8. Check Recent Code Changes (if gh
available)
ghgh auth status
If authenticated:
- Identify the repo from the service name
- Check recent releases/tags to see what's currently deployed:
gh api repos/<org>/<service>/tags --jq '.[0:3] | .[] | {name: .name, sha: .commit.sha}' - Diff between last 2 tags to see what changed in the latest release:
gh api repos/<org>/<service>/compare/<prev-tag>...<latest-tag> --jq '.commits[] | {sha: .sha[:7], message: .commit.message, author: .commit.author.name}' - Look at relevant code based on the error type:
- HTTP errors → route handlers, middleware
- DB errors → query code, connection pooling
- Timeout errors → external call clients, timeout configs
- OOM → memory-heavy operations, unbounded collections
NEVER create, push, or modify tags.
9. Present Investigation Summary
## Alert Investigation: <Alert Name> **Status:** <OK / Alert / Warn / No Data> **Service:** <service> | **Env:** <env> **Triggered:** <timestamp> | **Duration:** <duration or "Ongoing"> ### Metrics <key observations — spike at X time, value Y vs threshold Z> ### Logs <key log lines or patterns — N errors of type X, stack trace summary> ### Traces <latency or error observations — if available> ### Infrastructure <pod status, resource usage — if available> ### Recent Code Changes <commits near trigger time, or "No recent changes" or "gh CLI not available"> ### Root Cause Hypothesis <best assessment based on available data — be explicit about confidence level> ### Recommended Next Steps 1. <most impactful action> 2. <secondary action> 3. <what to check if hypothesis is wrong>
If data is inconclusive, say so explicitly and suggest what to check manually (e.g., VPN access to k8s, direct DB query, checking with the team).
Interaction Style
- Lead with data, not guesses — show metrics/logs/traces before forming a hypothesis
- Be explicit about confidence: "high confidence", "likely", "inconclusive"
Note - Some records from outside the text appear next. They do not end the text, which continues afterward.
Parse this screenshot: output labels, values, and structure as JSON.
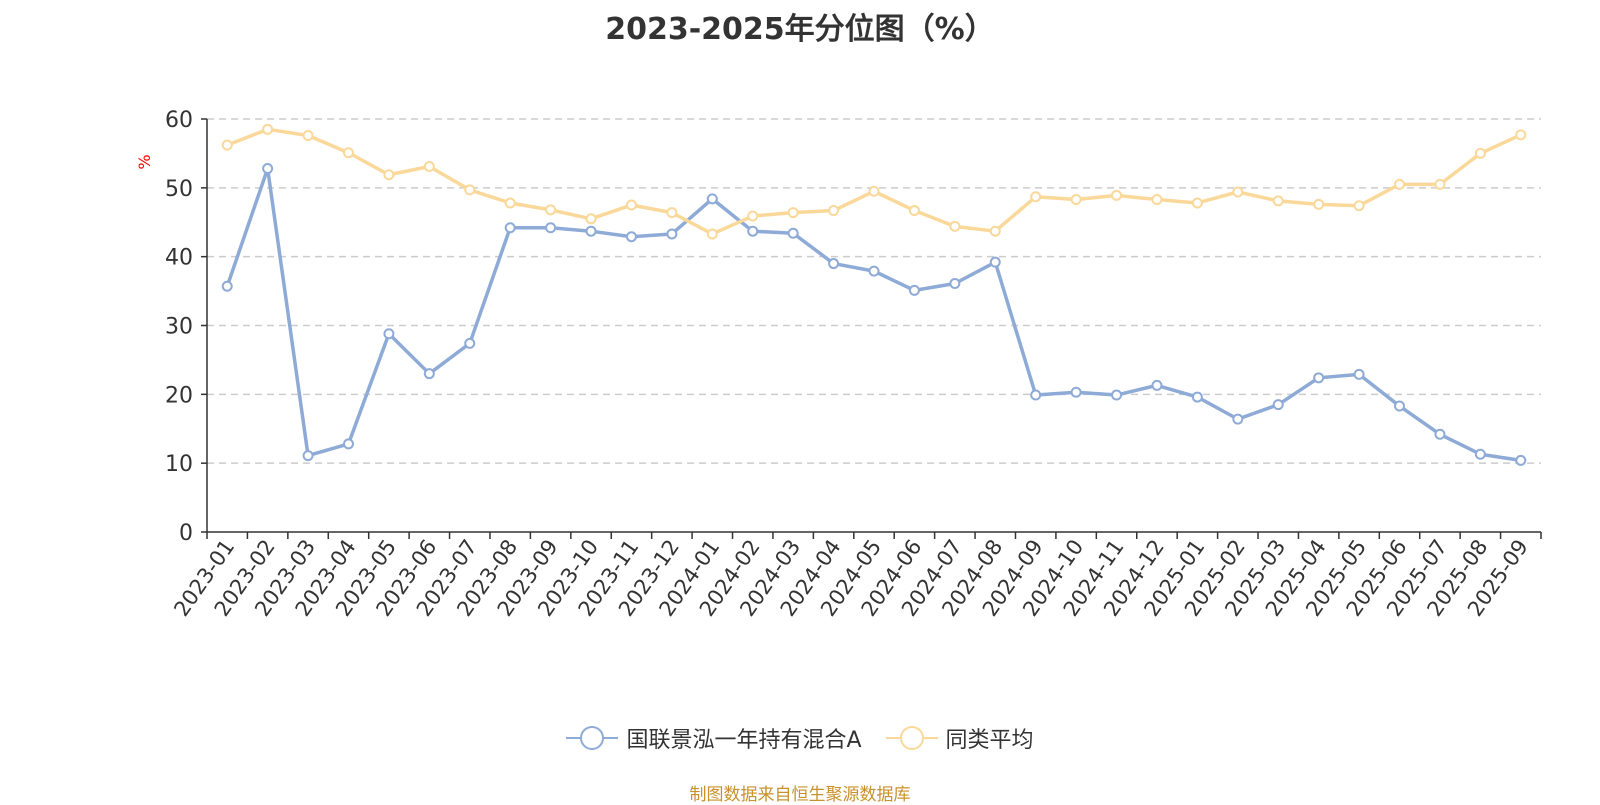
{
  "chart_data": {
    "type": "line",
    "title": "2023-2025年分位图（%）",
    "ylabel": "%",
    "ylim": [
      0,
      60
    ],
    "yticks": [
      0,
      10,
      20,
      30,
      40,
      50,
      60
    ],
    "grid": true,
    "legend_position": "bottom-center",
    "categories": [
      "2023-01",
      "2023-02",
      "2023-03",
      "2023-04",
      "2023-05",
      "2023-06",
      "2023-07",
      "2023-08",
      "2023-09",
      "2023-10",
      "2023-11",
      "2023-12",
      "2024-01",
      "2024-02",
      "2024-03",
      "2024-04",
      "2024-05",
      "2024-06",
      "2024-07",
      "2024-08",
      "2024-09",
      "2024-10",
      "2024-11",
      "2024-12",
      "2025-01",
      "2025-02",
      "2025-03",
      "2025-04",
      "2025-05",
      "2025-06",
      "2025-07",
      "2025-08",
      "2025-09"
    ],
    "series": [
      {
        "name": "国联景泓一年持有混合A",
        "color": "#8eaad6",
        "values": [
          35.7,
          52.8,
          11.1,
          12.8,
          28.8,
          23.0,
          27.4,
          44.2,
          44.2,
          43.7,
          42.9,
          43.3,
          48.4,
          43.7,
          43.4,
          39.0,
          37.9,
          35.1,
          36.1,
          39.2,
          19.9,
          20.3,
          19.9,
          21.3,
          19.6,
          16.4,
          18.5,
          22.4,
          22.9,
          18.3,
          14.2,
          11.3,
          10.4
        ]
      },
      {
        "name": "同类平均",
        "color": "#fad89a",
        "values": [
          56.2,
          58.5,
          57.6,
          55.1,
          51.9,
          53.1,
          49.7,
          47.8,
          46.8,
          45.5,
          47.5,
          46.4,
          43.3,
          45.9,
          46.4,
          46.7,
          49.5,
          46.7,
          44.4,
          43.7,
          48.7,
          48.3,
          48.9,
          48.3,
          47.8,
          49.4,
          48.1,
          47.6,
          47.4,
          50.5,
          50.5,
          55.0,
          57.7
        ]
      }
    ]
  },
  "source_note": "制图数据来自恒生聚源数据库",
  "colors": {
    "axis": "#333333",
    "grid": "#cccccc",
    "ylabel": "#ff0000",
    "source": "#c8912c",
    "text": "#333333"
  }
}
- If a step yields no data, say so and move on — don't speculate
Rules
- Never skip Steps 3-5 (monitor, metrics, logs) — these are the core investigation
- Steps 6-8 (traces, infra, code) are optional based on tool availability
- Never create, push, or modify tags or deployments during investigation
- Always present the structured summary at the end, even if inconclusive
Output
Present the investigation summary inline in the conversation. No file output unless the user asks to save it.